Houston has also started taking the need for transit seriously. Last year, the city transformed its bus system into a high-frequency grid without increasing operating costs, substantially increasing the feasibility of car-free living. While the city has unfortunately taken an antagonistic approach to ride-sharing services, local jitney services—private busses operating on fixed routes with fixed rates—have emerged to supplement the city’s public bus system. The planned expansion of bus rapid transit—essentially buses operating as light rail—offers an attractive way of addressing commuter traffic without the enormous costs and inflexibility associated with light rail transit.

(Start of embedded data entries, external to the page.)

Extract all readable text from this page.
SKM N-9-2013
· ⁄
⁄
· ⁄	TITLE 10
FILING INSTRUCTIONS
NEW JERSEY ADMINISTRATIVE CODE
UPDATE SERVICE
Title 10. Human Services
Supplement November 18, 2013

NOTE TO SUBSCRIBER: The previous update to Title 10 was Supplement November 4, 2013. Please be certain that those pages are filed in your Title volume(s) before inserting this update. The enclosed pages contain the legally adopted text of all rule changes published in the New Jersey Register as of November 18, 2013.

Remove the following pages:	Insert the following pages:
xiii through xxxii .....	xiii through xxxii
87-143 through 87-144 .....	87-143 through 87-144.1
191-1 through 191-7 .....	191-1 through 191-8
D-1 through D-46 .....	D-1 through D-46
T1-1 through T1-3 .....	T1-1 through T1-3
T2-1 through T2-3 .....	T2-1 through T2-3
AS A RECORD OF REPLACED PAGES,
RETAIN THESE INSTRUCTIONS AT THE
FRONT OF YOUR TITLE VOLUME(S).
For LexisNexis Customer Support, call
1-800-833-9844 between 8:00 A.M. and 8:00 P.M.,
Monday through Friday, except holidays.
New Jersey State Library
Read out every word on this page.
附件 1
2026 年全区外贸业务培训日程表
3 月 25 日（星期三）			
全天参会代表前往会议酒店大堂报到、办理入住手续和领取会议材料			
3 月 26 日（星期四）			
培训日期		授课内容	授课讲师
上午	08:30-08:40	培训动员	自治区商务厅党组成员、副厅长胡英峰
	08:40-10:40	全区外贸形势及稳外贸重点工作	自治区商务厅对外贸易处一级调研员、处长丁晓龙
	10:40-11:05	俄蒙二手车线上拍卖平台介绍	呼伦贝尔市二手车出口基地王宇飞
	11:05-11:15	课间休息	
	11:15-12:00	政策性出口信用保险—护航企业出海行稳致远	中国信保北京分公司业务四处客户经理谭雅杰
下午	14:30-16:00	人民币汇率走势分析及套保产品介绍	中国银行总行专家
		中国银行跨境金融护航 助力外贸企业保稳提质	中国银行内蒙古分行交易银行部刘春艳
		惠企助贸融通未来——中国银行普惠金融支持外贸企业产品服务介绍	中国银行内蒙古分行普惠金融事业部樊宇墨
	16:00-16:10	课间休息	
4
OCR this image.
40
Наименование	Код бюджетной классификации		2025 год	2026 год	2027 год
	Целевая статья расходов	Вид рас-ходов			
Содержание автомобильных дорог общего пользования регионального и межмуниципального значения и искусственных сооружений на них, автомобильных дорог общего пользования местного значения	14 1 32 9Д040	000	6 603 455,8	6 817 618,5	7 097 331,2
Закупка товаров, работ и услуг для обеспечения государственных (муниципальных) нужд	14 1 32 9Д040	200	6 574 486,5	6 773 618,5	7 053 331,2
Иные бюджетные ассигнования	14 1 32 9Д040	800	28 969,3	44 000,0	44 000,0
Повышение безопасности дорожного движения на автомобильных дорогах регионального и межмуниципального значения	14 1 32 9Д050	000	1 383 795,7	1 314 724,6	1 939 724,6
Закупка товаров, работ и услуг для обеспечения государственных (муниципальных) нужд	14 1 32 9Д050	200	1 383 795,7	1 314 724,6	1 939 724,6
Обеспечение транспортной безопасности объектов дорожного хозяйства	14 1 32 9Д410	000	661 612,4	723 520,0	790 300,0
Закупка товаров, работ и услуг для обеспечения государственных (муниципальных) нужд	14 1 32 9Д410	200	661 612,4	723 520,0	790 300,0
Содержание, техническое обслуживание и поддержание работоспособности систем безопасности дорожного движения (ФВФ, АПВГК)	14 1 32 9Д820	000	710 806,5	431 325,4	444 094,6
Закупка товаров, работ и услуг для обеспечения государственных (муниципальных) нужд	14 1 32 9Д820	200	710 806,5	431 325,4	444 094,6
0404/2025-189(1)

Of course, not everyone can or will ditch their car for bicycles or buses and improved pedestrian, cyclist, and transit infrastructure can only do so much to address traffic congestion. In fact, Texas may soon have something to learn about traffic management from states like California and Oregon. In recent years, the two West Coast states have started experimenting with mileage-based fees, an alternative to the regressive gas tax that would charge road users based on actual mileage travelled. When combined with congestion pricing, a mileage-based system offers incentives for road users to find ways to avoid driving when road demand is high and shift necessary trips to when road demand is low. While observers often assume that Houston’s traffic jams are the byproduct of unrestrained markets, it is ironically the lack of a market for road use that puts publicly-owned roads in a tragedy of the commons situation.
Where Do We Go From Here?
Contrary to conventional wisdom, many US cities have a lot to learn from Houston. With tight development restrictions, out-of-date urban planning regimes, and burdensome regulations forcing middle- and lower-class Americans out of West Cost and Northeastern cities, Houston’s mix of affordable housing and economic opportunity is more valuable than ever. As other cities have attempted to maintain tight, centralized control on urban and economic development—exemplified by a recent push by Dallas to shutter local businesses in order to attract chains—Houston has opted to take a back seat to residents, entrepreneurs, and civil society groups in cultivating economic development and crafting urban communities. Some continue to blame Houston’s unique approach for everything from flood damage—as if imposing side setbacks and keeping delis out of neighborhoods would avoid statewide flooding—to remaining pockets of poverty within the city. Certainly some form of citywide coordination on data collection and service allocation in pursuit of efficiency and equity makes sense. Yet past attempts to impose greater centralized urban planning on Houston have been defeated by overwhelming working-class opposition every time. Those residents know something many in the urban planning world don’t. It is well past time that we start taking Houston’s success seriously.